Important work has been ongoing over the last 18 months resulting in the formation of a new Skills and Education implementation group and agreement has now been secured on a business case for University expansion.
Much has been debated on the need for a business case - when Sinn Féin and others argued that a robust business case was required some criticised and questioned. One of the key lessons Derry has learnt over the last few years - especially in the City of Culture year - is that no-one is going to “simply write the cheque” in the absence of robust economic and social arguments when using public funding.
Equipped with Derry’s voice on a public petition, supported by Derry City Council, University 4 Derry (U4D), Chamber of commerce and other statutory and community representatives we lobbied the DEL minister to clarify the situation. That clarification came in an Assembly debate when the Minister confirmed: “If a proposal were to be taken forward to expand the Magee campus in line with the vision set out in the One Plan, then a full economic appraisal would be required”.
Consensus is now in place and whilst we have much work to do to ensure that the case stacks up – tender documents are now being advertised, a report will be taken to the City Strategy Board in June with the Economic Appraisal to be submitted to the Ministers by September 2014.
This week sees the first full meeting of the Education and Skills Implementation group. This group led by Derry City Council and University of Ulster will have the authority to develop the Business case for higher education expansion to 9,400 students by 2020.
Much has been stressed about the skills mismatch in the city.
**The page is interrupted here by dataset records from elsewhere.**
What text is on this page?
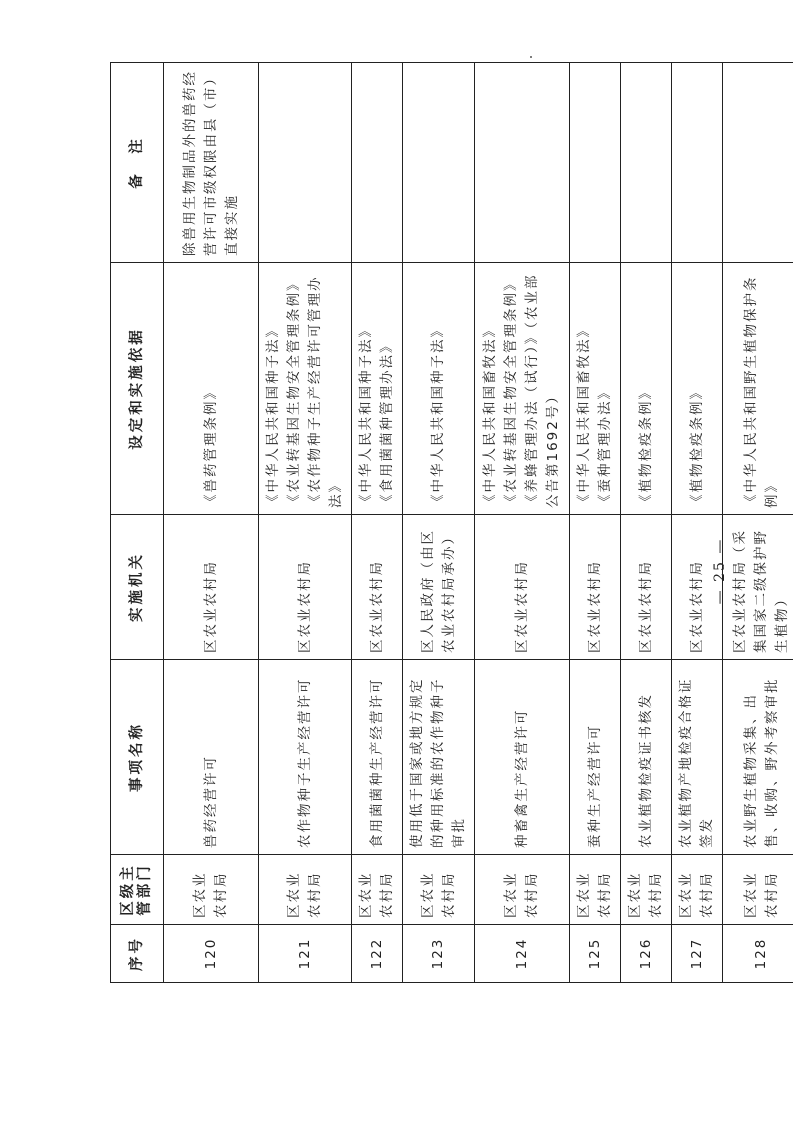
序号	区级主管部门	事项名称	实施机关	设定和实施依据	备　注
120	区农业农村局	兽药经营许可	区农业农村局	《兽药管理条例》	除兽用生物制品外的兽药经营许可市级权限由县（市）直接实施
121	区农业农村局	农作物种子生产经营许可	区农业农村局	《中华人民共和国种子法》 《农业转基因生物安全管理条例》 《农作物种子生产经营许可管理办法》	
122	区农业农村局	食用菌菌种生产经营许可	区农业农村局	《中华人民共和国种子法》 《食用菌菌种管理办法》	
123	区农业农村局	使用低于国家或地方规定的种用标准的农作物种子审批	区人民政府（由区农业农村局承办）	《中华人民共和国种子法》	
124	区农业农村局	种畜禽生产经营许可	区农业农村局	《中华人民共和国畜牧法》 《农业转基因生物安全管理条例》 《养蜂管理办法（试行）》（农业部公告第1692号）	
125	区农业农村局	蚕种生产经营许可	区农业农村局	《中华人民共和国畜牧法》 《蚕种管理办法》	
126	区农业农村局	农业植物检疫证书核发	区农业农村局	《植物检疫条例》	
127	区农业农村局	农业植物产地检疫合格证签发	区农业农村局	《植物检疫条例》	
128	区农业农村局	农业野生植物采集、出售、收购、野外考察审批	区农业农村局（采集国家二级保护野生植物）	《中华人民共和国野生植物保护条例》	
— 25 —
The recent U4D report highlighted that the North is producing too few STEM (Science, technology, English, Maths), creative arts and design arts students and has over representation in graduates holding general degrees such as business and administration, combined degrees and teaching degrees - a big task but we have renewed opportunities existing through the skills escalation strategy, responsibilities for the private sector and the opportunities presented with the opening of the Science park at Fort George to tackle the situation of 58,700 employees with skills shortages.
It is also interesting to note that over 26 countries examined, the average percentage of young people completing university degrees is 38%, however the South of Ireland does significantly better than this average. Given Derry’s location as a gateway to Donegal I suggest with a little more co-operation Derry could become a leader as a regional University City.